Só o dilúvio resolve?

Nem Noé conseguiria reconstruir a Arca no Brasil atual

Carlos Pimentel Mendes (*)

Conta uma piada que circula pela Internet: se Deus ordenasse a Noé a reconstrução de sua famosa arca, ante um iminente segundo Dilúvio Universal, todos correriam o risco de se afogar. Noé não poderia cortar a madeira, pois as áreas de preservação ambiental não podem ser alteradas; não poderia embarcar os casais de animais devido à legislação que protege a fauna; nem poderia citar o dilúvio previsto, pois teria de apresentar um relatório de impacto ambiental sobre as intenções divinas de alagar o mundo. Mas, Deus compreendeu as razões de Noé e cancelou o novo dilúvio: não seria necessária uma nova calamidade, já bastava o cipoal de leis que impede a execução de qualquer coisa no Brasil.
Hoje, áreas de mangue são ocupadas por barracos, que continuam a proliferar sem qualquer infra-estrutura
Exageros à parte, afinal se trata de uma piada, o fato é que o “cinturão dos excluídos” cada vez mais ameaça as cidades: é a favelização que avança, indiferente à legislação ambiental, ao planejamento urbano, até mesmo aos riscos de desabamentos e incêndios que surgem pela ocupação desordenada das encostas dos morros, pela proximidade excessiva entre as casas de madeira. Nesse ponto da questão, nem vale mais mencionar os problemas de degradação humana e ambiental, doenças e marginalidade.

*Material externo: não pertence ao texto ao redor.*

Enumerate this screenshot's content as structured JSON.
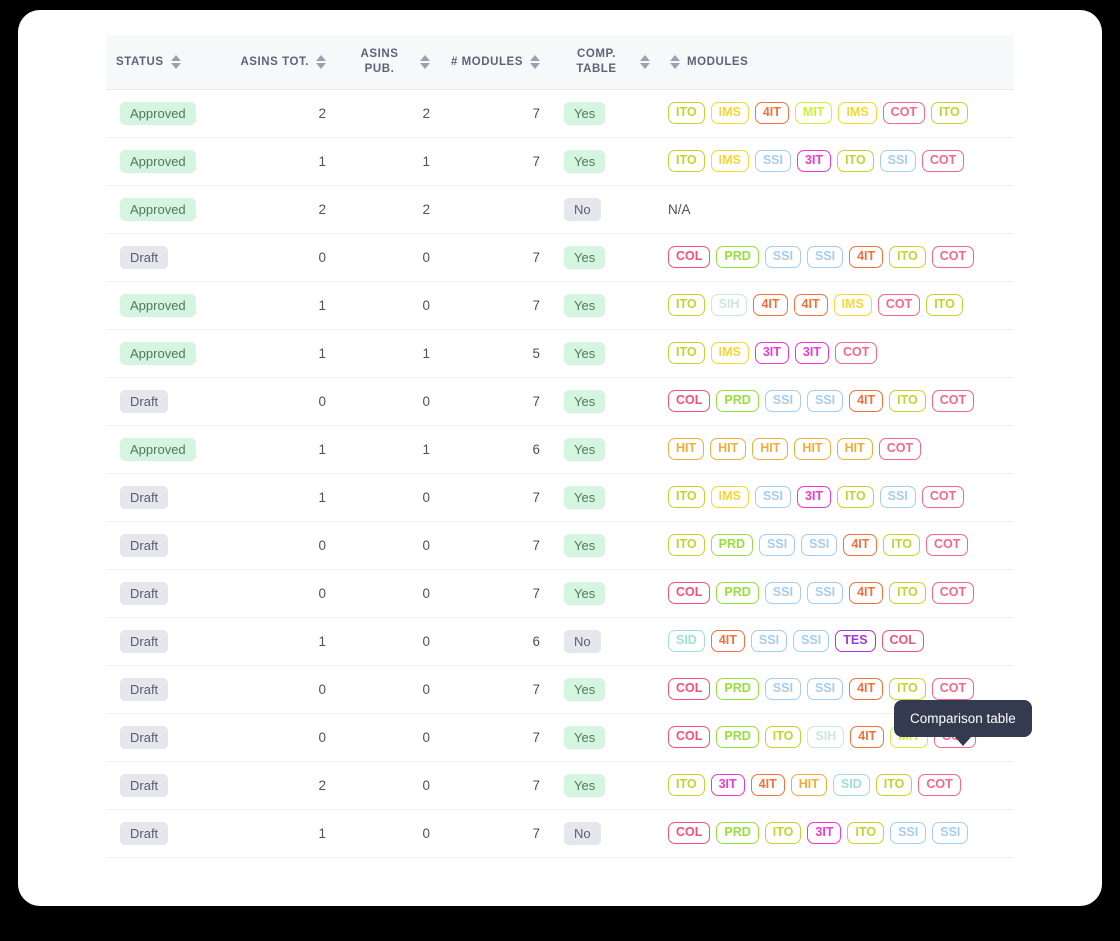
{
  "colors": {
    "ITO": "#c3d42e",
    "IMS": "#f7d632",
    "4IT": "#f4713c",
    "MIT": "#d3ee36",
    "COT": "#f5668c",
    "SSI": "#a4cdf0",
    "3IT": "#f038d0",
    "COL": "#f25277",
    "PRD": "#96e03c",
    "SIH": "#c9ead8",
    "HIT": "#f0ad3c",
    "SID": "#9fdfd9",
    "TES": "#a339d6"
  },
  "table": {
    "columns": [
      {
        "label": "STATUS",
        "sortable": true,
        "align": "left",
        "name": "status"
      },
      {
        "label": "ASINS TOT.",
        "sortable": true,
        "align": "right",
        "name": "asins-tot"
      },
      {
        "label": "ASINS PUB.",
        "sortable": true,
        "align": "right",
        "name": "asins-pub"
      },
      {
        "label": "# MODULES",
        "sortable": true,
        "align": "right",
        "name": "num-modules"
      },
      {
        "label": "COMP. TABLE",
        "sortable": true,
        "align": "left",
        "name": "comp-table"
      },
      {
        "label": "MODULES",
        "sortable": false,
        "align": "left",
        "name": "modules"
      }
    ],
    "rows": [
      {
        "status": "Approved",
        "asins_tot": "2",
        "asins_pub": "2",
        "num_modules": "7",
        "comp_table": "Yes",
        "modules": [
          "ITO",
          "IMS",
          "4IT",
          "MIT",
          "IMS",
          "COT",
          "ITO"
        ]
      },
      {
        "status": "Approved",
        "asins_tot": "1",
        "asins_pub": "1",
        "num_modules": "7",
        "comp_table": "Yes",
        "modules": [
          "ITO",
          "IMS",
          "SSI",
          "3IT",
          "ITO",
          "SSI",
          "COT"
        ]
      },
      {
        "status": "Approved",
        "asins_tot": "2",
        "asins_pub": "2",
        "num_modules": "",
        "comp_table": "No",
        "modules": [],
        "modules_text": "N/A"
      },
      {
        "status": "Draft",
        "asins_tot": "0",
        "asins_pub": "0",
        "num_modules": "7",
        "comp_table": "Yes",
        "modules": [
          "COL",
          "PRD",
          "SSI",
          "SSI",
          "4IT",
          "ITO",
          "COT"
        ]
      },
      {
        "status": "Approved",
        "asins_tot": "1",
        "asins_pub": "0",
        "num_modules": "7",
        "comp_table": "Yes",
        "modules": [
          "ITO",
          "SIH",
          "4IT",
          "4IT",
          "IMS",
          "COT",
          "ITO"
        ]
      },
      {
        "status": "Approved",
        "asins_tot": "1",
        "asins_pub": "1",
        "num_modules": "5",
        "comp_table": "Yes",
        "modules": [
          "ITO",
          "IMS",
          "3IT",
          "3IT",
          "COT"
        ]
      },
      {
        "status": "Draft",
        "asins_tot": "0",
        "asins_pub": "0",
        "num_modules": "7",
        "comp_table": "Yes",
        "modules": [
          "COL",
          "PRD",
          "SSI",
          "SSI",
          "4IT",
          "ITO",
          "COT"
        ]
      },
      {
        "status": "Approved",
        "asins_tot": "1",
        "asins_pub": "1",
        "num_modules": "6",
        "comp_table": "Yes",
        "modules": [
          "HIT",
          "HIT",
          "HIT",
          "HIT",
          "HIT",
          "COT"
        ]
      },
      {
        "status": "Draft",
        "asins_tot": "1",
        "asins_pub": "0",
        "num_modules": "7",
        "comp_table": "Yes",
        "modules": [
          "ITO",
          "IMS",
          "SSI",
          "3IT",
          "ITO",
          "SSI",
          "COT"
        ]
      },
      {
        "status": "Draft",
        "asins_tot": "0",
        "asins_pub": "0",
        "num_modules": "7",
        "comp_table": "Yes",
        "modules": [
          "ITO",
          "PRD",
          "SSI",
          "SSI",
          "4IT",
          "ITO",
          "COT"
        ]
      },
      {
        "status": "Draft",
        "asins_tot": "0",
        "asins_pub": "0",
        "num_modules": "7",
        "comp_table": "Yes",
        "modules": [
          "COL",
          "PRD",
          "SSI",
          "SSI",
          "4IT",
          "ITO",
          "COT"
        ]
      },
      {
        "status": "Draft",
        "asins_tot": "1",
        "asins_pub": "0",
        "num_modules": "6",
        "comp_table": "No",
        "modules": [
          "SID",
          "4IT",
          "SSI",
          "SSI",
          "TES",
          "COL"
        ]
      },
      {
        "status": "Draft",
        "asins_tot": "0",
        "asins_pub": "0",
        "num_modules": "7",
        "comp_table": "Yes",
        "modules": [
          "COL",
          "PRD",
          "SSI",
          "SSI",
          "4IT",
          "ITO",
          "COT"
        ]
      },
      {
        "status": "Draft",
        "asins_tot": "0",
        "asins_pub": "0",
        "num_modules": "7",
        "comp_table": "Yes",
        "modules": [
          "COL",
          "PRD",
          "ITO",
          "SIH",
          "4IT",
          "MIT",
          "COT"
        ]
      },
      {
        "status": "Draft",
        "asins_tot": "2",
        "asins_pub": "0",
        "num_modules": "7",
        "comp_table": "Yes",
        "modules": [
          "ITO",
          "3IT",
          "4IT",
          "HIT",
          "SID",
          "ITO",
          "COT"
        ]
      },
      {
        "status": "Draft",
        "asins_tot": "1",
        "asins_pub": "0",
        "num_modules": "7",
        "comp_table": "No",
        "modules": [
          "COL",
          "PRD",
          "ITO",
          "3IT",
          "ITO",
          "SSI",
          "SSI"
        ]
      }
    ]
  },
  "tooltip": {
    "text": "Comparison table"
  }
}
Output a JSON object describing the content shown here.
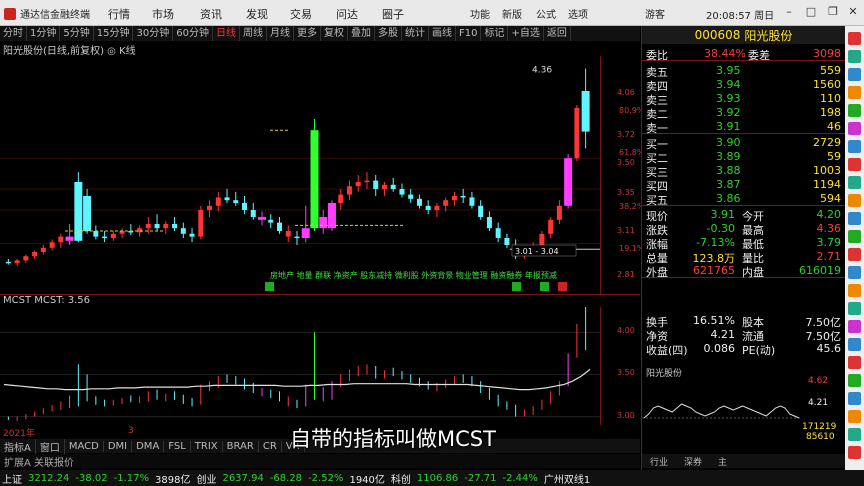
{
  "app": {
    "title": "通达信金融终端",
    "time": "20:08:57 周日",
    "menu": [
      "行情",
      "市场",
      "资讯",
      "发现",
      "交易",
      "问达",
      "圈子"
    ],
    "menu_right": [
      "功能",
      "新版",
      "公式",
      "选项"
    ],
    "account": "游客"
  },
  "toolbar": {
    "items": [
      "分时",
      "1分钟",
      "5分钟",
      "15分钟",
      "30分钟",
      "60分钟",
      "日线",
      "周线",
      "月线",
      "更多",
      "复权",
      "叠加",
      "多股",
      "统计",
      "画线",
      "F10",
      "标记",
      "+自选",
      "返回"
    ],
    "active": "日线"
  },
  "chart": {
    "header": "阳光股份(日线,前复权) ◎ K线",
    "price_labels": [
      "4.06",
      "3.72",
      "3.50",
      "3.35",
      "3.11",
      "2.81"
    ],
    "pct_labels": [
      "80.9%",
      "61.8%",
      "38.2%",
      "19.1%"
    ],
    "high_label": "4.36",
    "range_label": "3.01 - 3.04",
    "concept_text": "房地产 地量 群联 净资产 股东减持 微利股 外资背景 物业管理 融资融券 年报预减"
  },
  "sub": {
    "header": "MCST  MCST: 3.56",
    "labels": [
      "4.00",
      "3.50",
      "3.00"
    ],
    "year_label": "2021年",
    "count": "3"
  },
  "bottom": {
    "tabs": [
      "指标A",
      "窗口",
      "MACD",
      "DMI",
      "DMA",
      "FSL",
      "TRIX",
      "BRAR",
      "CR",
      "VR"
    ],
    "ext": "扩展A  关联报价",
    "right_tabs": [
      "行业",
      "深券",
      "主"
    ]
  },
  "statusbar": {
    "items": [
      {
        "t": "上证",
        "c": "white"
      },
      {
        "t": "3212.24",
        "c": "green"
      },
      {
        "t": "-38.02",
        "c": "green"
      },
      {
        "t": "-1.17%",
        "c": "green"
      },
      {
        "t": "3898亿",
        "c": "white"
      },
      {
        "t": "创业",
        "c": "white"
      },
      {
        "t": "2637.94",
        "c": "green"
      },
      {
        "t": "-68.28",
        "c": "green"
      },
      {
        "t": "-2.52%",
        "c": "green"
      },
      {
        "t": "1940亿",
        "c": "white"
      },
      {
        "t": "科创",
        "c": "white"
      },
      {
        "t": "1106.86",
        "c": "green"
      },
      {
        "t": "-27.71",
        "c": "green"
      },
      {
        "t": "-2.44%",
        "c": "green"
      },
      {
        "t": "广州双线1",
        "c": "white"
      }
    ]
  },
  "subtitle": "自带的指标叫做MCST",
  "stock": {
    "code": "000608",
    "name": "阳光股份",
    "wb_label": "委比",
    "wb_val": "38.44%",
    "wc_label": "委差",
    "wc_val": "3098",
    "asks": [
      {
        "l": "卖五",
        "p": "3.95",
        "v": "559"
      },
      {
        "l": "卖四",
        "p": "3.94",
        "v": "1560"
      },
      {
        "l": "卖三",
        "p": "3.93",
        "v": "110"
      },
      {
        "l": "卖二",
        "p": "3.92",
        "v": "198"
      },
      {
        "l": "卖一",
        "p": "3.91",
        "v": "46"
      }
    ],
    "bids": [
      {
        "l": "买一",
        "p": "3.90",
        "v": "2729"
      },
      {
        "l": "买二",
        "p": "3.89",
        "v": "59"
      },
      {
        "l": "买三",
        "p": "3.88",
        "v": "1003"
      },
      {
        "l": "买四",
        "p": "3.87",
        "v": "1194"
      },
      {
        "l": "买五",
        "p": "3.86",
        "v": "594"
      }
    ],
    "quote": [
      {
        "a": "现价",
        "av": "3.91",
        "ac": "green",
        "b": "今开",
        "bv": "4.20",
        "bc": "green"
      },
      {
        "a": "涨跌",
        "av": "-0.30",
        "ac": "green",
        "b": "最高",
        "bv": "4.36",
        "bc": "red"
      },
      {
        "a": "涨幅",
        "av": "-7.13%",
        "ac": "green",
        "b": "最低",
        "bv": "3.79",
        "bc": "green"
      },
      {
        "a": "总量",
        "av": "123.8万",
        "ac": "yellow",
        "b": "量比",
        "bv": "2.71",
        "bc": "red"
      },
      {
        "a": "外盘",
        "av": "621765",
        "ac": "red",
        "b": "内盘",
        "bv": "616019",
        "bc": "green"
      }
    ],
    "fin": [
      {
        "a": "换手",
        "av": "16.51%",
        "b": "股本",
        "bv": "7.50亿"
      },
      {
        "a": "净资",
        "av": "4.21",
        "b": "流通",
        "bv": "7.50亿"
      },
      {
        "a": "收益(四)",
        "av": "0.086",
        "b": "PE(动)",
        "bv": "45.6"
      }
    ],
    "mini": {
      "title": "阳光股份",
      "hi": "4.62",
      "mid": "4.21",
      "vol": "171219",
      "vol2": "85610"
    }
  }
}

Terra da Caridade e da Liberdade, nem mesmo esse lema inscrito em latim tem impedido as pessoas menos favorecidas de compreender que, por pior que seja sua condição pessoal de vida, em Santos terão mais oportunidades de sobreviver. Conseqüência imediata: as correntes migratórias que deságuam na capital paulista logo tomam o rumo serra abaixo. Afinal, o povo santista é benemerente, o clima é bom, as praias sempre servem para um banho e como diversão... e, tão perto do maior pólo econômico brasileiro (a capital paulista), de parques industriais e portos, sempre há de aparecer algum trabalho...

Sem espaço – Começam por aí as dores de cabeça dos planejadores urbanos na Baixada Santista. Onde instalar essa população que chega? A maior parte das áreas não habitadas é constituída por mangues, preservados pela legislação ambiental. Que fique claro: nada contra a preservação ambiental, muito pelo contrário. Ela porém não pode ficar desacompanhada de outras medidas relacionadas à preservação humana e de suas condições de vida.  Bem, sem áreas livres nos limites dos municípios, restam as áreas urbanas, supervalorizadas pelo crescimento vertical das cidades, o que inviabiliza a construção de unidades habitacionais de baixo custo.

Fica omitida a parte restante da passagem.